Ensure Required ENV Variables Are Set in Node.js

October 25, 2016

If you use the widely recommended best practice of putting your application configuration in environment variables, then you have probably also run into the problem of ensuring certain environment variables are set that are required for your application to function – such as transactional email API keys or your database connection settings.

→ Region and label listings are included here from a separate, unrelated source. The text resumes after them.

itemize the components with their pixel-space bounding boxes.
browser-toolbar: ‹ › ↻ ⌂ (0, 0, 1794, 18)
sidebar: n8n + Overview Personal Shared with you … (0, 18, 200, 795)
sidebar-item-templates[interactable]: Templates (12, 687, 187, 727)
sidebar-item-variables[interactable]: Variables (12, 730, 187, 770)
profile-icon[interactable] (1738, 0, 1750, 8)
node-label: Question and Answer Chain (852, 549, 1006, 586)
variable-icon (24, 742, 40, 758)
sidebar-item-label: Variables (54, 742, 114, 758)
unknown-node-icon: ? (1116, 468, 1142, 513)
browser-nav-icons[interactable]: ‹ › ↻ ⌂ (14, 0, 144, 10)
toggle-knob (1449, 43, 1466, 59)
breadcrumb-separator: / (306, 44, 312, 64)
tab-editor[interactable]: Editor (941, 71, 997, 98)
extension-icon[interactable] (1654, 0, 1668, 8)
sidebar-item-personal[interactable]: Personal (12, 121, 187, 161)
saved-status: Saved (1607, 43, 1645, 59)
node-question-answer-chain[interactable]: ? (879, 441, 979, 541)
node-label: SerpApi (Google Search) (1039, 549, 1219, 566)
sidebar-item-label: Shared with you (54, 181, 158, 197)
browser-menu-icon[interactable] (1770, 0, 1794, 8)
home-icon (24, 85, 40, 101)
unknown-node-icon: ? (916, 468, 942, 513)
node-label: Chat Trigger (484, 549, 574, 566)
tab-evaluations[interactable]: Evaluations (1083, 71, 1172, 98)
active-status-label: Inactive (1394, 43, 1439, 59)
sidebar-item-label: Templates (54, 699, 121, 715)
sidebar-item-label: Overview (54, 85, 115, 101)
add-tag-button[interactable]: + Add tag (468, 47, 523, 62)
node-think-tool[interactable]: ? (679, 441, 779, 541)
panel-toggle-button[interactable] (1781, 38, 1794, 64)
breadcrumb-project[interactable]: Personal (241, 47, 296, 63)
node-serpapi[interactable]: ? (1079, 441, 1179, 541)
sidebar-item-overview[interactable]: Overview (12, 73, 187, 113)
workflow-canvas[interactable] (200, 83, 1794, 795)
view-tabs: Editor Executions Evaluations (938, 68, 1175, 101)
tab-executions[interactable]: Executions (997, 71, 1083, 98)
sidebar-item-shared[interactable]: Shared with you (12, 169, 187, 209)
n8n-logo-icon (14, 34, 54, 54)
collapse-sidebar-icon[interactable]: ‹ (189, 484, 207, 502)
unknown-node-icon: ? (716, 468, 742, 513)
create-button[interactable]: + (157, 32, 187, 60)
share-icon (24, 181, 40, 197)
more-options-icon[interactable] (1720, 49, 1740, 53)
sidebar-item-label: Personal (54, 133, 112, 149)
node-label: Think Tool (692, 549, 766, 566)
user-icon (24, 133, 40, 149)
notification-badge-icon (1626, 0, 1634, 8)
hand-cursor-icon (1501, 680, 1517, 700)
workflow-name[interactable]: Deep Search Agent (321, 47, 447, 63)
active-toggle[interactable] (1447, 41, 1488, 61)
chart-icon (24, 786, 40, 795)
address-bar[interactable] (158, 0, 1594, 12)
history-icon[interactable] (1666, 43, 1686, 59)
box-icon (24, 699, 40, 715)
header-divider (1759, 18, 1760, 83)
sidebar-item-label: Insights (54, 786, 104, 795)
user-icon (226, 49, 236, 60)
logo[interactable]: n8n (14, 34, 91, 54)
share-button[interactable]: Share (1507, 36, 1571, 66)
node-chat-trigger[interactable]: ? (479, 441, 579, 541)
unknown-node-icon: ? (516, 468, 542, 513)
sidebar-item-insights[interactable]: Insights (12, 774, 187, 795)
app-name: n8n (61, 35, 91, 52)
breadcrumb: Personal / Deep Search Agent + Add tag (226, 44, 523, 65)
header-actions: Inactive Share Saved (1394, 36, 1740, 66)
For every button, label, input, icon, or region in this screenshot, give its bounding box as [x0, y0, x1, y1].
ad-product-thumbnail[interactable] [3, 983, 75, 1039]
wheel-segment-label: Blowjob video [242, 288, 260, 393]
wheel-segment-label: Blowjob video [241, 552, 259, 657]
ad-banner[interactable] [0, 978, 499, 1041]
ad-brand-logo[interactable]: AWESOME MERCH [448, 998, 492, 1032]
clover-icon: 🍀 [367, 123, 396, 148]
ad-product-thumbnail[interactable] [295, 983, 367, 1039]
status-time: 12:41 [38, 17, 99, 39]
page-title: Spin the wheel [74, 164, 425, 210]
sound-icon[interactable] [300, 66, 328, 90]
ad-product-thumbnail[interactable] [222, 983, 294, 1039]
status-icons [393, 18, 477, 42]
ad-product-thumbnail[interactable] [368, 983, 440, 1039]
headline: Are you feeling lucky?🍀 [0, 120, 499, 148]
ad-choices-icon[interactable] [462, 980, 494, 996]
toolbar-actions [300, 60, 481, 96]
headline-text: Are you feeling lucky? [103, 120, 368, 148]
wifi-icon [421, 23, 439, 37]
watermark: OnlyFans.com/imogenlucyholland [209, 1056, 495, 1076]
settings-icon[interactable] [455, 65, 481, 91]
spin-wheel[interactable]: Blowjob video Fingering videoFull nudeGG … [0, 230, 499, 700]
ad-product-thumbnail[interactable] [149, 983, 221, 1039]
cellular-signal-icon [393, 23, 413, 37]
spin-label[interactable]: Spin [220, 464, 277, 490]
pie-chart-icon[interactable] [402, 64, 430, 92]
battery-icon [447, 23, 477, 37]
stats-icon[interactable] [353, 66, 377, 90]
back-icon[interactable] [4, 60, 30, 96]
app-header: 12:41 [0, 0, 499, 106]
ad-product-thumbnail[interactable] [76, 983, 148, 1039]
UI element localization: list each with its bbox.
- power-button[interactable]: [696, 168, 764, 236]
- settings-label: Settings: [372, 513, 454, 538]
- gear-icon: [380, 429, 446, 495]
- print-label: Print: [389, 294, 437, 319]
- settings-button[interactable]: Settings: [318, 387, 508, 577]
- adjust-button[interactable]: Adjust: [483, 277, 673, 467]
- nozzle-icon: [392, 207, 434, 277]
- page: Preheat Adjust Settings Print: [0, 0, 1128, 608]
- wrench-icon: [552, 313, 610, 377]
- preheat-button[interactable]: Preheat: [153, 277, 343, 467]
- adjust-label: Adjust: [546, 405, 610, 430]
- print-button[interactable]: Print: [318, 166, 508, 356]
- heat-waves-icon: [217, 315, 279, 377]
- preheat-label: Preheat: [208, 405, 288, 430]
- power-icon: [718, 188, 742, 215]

With the most popular dotenv package on NPM, validation that certain ENV variables have been set is not built-in, so I came up with this easy way to ensure that all the required environment variables are set in my Node.js app, ensuring error-free deploys to any environment:

const dotenv = require('dotenv');

// Config / .env
dotenv.load();

// Ensure required ENV vars are set
let requiredEnv = [
  'NODE_ENV', 'DATABASE_URL',
  'GOOGLE_PLACES_API_KEY', 'ROLLBAR_SERVER_API_KEY',
  'MAILGUN_API_URL', 'MAILGUN_API_KEY'
];
let unsetEnv = requiredEnv.filter((env) => !(typeof process.env[env] !== 'undefined'));

if (unsetEnv.length > 0) {
  throw new Error("Required ENV variables are not set: [" + unsetEnv.join(', ') + "]");
}

It checks that all provided variables are set, and tells you exactly which ones are not set if it can’t find them. Easy, right?